- Region: Around Delhi
- Era: 10th–13th centuries^{[failed verification]}
- Language family: Indo-European Indo-IranianIndo-AryanCentralWestern HindiOld Hindi; ; ; ; ;
- Early form: Shauraseni Prakrit
- Writing system: Brahmic Arabic

Language codes
- ISO 639-3: –
- Glottolog: None

= Old Hindi =

Earliest historical form of Hindustani (Urdu and Hindi)

Old Hindi, (Note: In Hindi-Urdu, this is known as Purānī Hindī (Devanagari: पुरानी हिन्दी, Nastaliq: ) or Qadīm Hindī (Devanagari: क़दीम हिन्दी, Nastaliq: ).) also known as Khariboli, was the earliest stage of the Hindustani language, and therefore the ancestor of Hindi and Urdu. Also known as Dehlavi, it was spoken by the people of the region around Delhi, in roughly the 12th–14th centuries during the Delhi Sultanate. It developed from Shauraseni Prakrit.

During the Muslim rule in India, the language began acquiring loanwords from Persian language, which led to the development of Hindustani. It is attested in only a handful of works of literature, including some works by the Indo-Persian Muslim poet Amir Khusrau, verses by the Vaishnava Hindu poet Namdev, and some verses by the Sufi Muslim Baba Farid in the Adi Granth. The works of Bhakti Hindu poet Kabir also may be included, as he used a Khariboli-like dialect. Hindi languages were originally written in different variants of Nagari, and later in the Arabic script in Nastaliq calligraphy.

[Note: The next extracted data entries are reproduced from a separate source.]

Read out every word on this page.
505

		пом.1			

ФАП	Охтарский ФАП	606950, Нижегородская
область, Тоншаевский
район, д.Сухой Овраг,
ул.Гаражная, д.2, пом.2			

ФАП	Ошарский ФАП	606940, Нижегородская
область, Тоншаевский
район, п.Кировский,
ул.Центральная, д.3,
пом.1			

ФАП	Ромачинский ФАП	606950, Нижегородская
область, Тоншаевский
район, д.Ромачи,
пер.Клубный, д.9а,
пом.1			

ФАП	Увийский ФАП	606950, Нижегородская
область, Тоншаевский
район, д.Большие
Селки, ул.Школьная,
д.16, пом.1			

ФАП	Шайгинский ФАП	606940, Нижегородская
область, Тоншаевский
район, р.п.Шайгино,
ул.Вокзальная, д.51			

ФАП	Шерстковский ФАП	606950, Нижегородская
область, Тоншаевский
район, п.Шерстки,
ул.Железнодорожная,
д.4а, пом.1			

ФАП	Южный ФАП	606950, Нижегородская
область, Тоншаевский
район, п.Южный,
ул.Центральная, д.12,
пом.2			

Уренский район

Some scholars include Apabhraṃśa poetry as early as 769 AD (Dohakosh by Siddha Sarahapad) within Old Hindi, but this is not generally accepted.

With loanwords from Persian added to Old Hindi's Prakritic base, the language evolved into Hindustani, which further developed into the present-day standardised varieties of Hindi and Urdu.

== Etymology ==
The term Old Hindi is a retrospectively coined term to indicate the ancestor language of Modern Standard Hindi, which is today an official language of the government of India. The term Hindi literally means Indian in Classical Persian, and was also called Hindustani to denote that it was the language of Hindustan's capital during the Delhi Sultanate.